"Why are you not eating breakfast?"
What is the function of the ん in 食べないんですか? And how would it change the sentence if I omit it?
ん is a contraction of の here. So more formally, this sentence would be どうしてあさごはんを食べないのですか？My idea of the の here is that it's used to move the sentence forward into question form. If you omit it, it would sound unnatural. But know that の sounds pretty formal and, you usually use ん instead.
の/ん at the end usually mean the speaker is stating a reason. So if you use どうして (why) it is natural to use の/ん at the end.
If you remove です you sound like an overbearing lout. ～ないか？shouldn't be used unless aware of the implications. Namely, that you are speaking from a position of rude authority. You could say 「どうしてあさごはんを食べないの？」and be eminently friendlier.
However, until becoming better versed in these intricacies, it is best to stick to the ～ですか？ form.
Oops I did not use the "n" thing in my sentence. What is does that mean?.. the third from the last character.......jk
I'm confused about questions. Sometimes どうして or 何 or whatever is at the start of the sentence, sometimes it's in the middle or right before the end. Like I put あさごはんをどうして食べないんですか
We agreed that it is better to say (perhaps because it's more polite or that it's the formally taught language order here) "朝ご飯をどうして食べないんですか？" Then Duolingo marked it wrong. A site calls their version 外国語としての日本語 -- Japanese as a foreign language. Certainly the feel of it when they say it is different. More like, "Why are you not eating at breakfast?" Strange that eating breakfast, the action, might be imperative to them either way . . .
I don't know. All I know is that ~んですか is used with interrogative words (who/what/when/where/why/etc.)

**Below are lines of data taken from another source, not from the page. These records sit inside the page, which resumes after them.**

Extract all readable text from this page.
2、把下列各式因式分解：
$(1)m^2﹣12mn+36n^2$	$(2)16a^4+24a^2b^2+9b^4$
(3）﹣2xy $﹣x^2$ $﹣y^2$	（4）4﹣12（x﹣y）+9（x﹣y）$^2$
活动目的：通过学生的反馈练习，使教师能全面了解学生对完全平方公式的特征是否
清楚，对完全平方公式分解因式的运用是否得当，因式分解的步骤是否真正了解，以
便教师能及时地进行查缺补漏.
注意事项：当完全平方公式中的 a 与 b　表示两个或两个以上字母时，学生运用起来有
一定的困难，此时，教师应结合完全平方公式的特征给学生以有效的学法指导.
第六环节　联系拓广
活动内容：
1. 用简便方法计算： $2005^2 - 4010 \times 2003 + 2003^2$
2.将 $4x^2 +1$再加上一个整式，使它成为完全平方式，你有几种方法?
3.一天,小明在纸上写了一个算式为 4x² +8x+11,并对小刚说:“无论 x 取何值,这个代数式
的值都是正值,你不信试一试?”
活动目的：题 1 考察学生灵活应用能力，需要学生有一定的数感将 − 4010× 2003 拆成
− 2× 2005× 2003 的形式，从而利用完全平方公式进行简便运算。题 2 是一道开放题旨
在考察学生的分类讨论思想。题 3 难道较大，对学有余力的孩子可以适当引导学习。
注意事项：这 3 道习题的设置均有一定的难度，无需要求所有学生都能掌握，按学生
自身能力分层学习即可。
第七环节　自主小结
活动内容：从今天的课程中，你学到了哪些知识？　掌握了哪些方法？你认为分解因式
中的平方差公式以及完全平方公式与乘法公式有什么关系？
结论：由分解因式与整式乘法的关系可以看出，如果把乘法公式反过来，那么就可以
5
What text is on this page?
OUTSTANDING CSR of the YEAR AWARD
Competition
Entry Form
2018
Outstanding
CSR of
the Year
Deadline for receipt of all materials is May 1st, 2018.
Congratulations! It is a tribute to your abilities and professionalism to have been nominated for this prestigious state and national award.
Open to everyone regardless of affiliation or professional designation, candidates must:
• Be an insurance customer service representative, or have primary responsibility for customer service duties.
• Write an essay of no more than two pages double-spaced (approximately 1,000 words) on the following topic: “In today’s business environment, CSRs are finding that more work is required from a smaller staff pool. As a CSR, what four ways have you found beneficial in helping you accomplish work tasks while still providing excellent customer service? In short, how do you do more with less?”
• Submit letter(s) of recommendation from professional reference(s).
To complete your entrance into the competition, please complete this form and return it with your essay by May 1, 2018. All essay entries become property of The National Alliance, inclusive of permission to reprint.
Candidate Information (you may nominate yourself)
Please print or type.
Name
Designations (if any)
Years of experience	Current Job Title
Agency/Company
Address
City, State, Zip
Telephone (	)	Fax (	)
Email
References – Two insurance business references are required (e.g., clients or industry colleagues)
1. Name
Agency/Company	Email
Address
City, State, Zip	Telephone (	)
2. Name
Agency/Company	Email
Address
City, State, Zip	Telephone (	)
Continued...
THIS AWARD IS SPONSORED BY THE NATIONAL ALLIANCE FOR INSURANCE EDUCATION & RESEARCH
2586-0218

I normally don't use question marks -actually no punctuation at all- in my answers, whether in the Jp course or other courses, and have never been marked wrong for doing so. Jp don't use question marks in their formal writing, instead they only end their interrogative sentences with the normal Jp full stop (。). however it does commonly appear in casual writing, or mangas.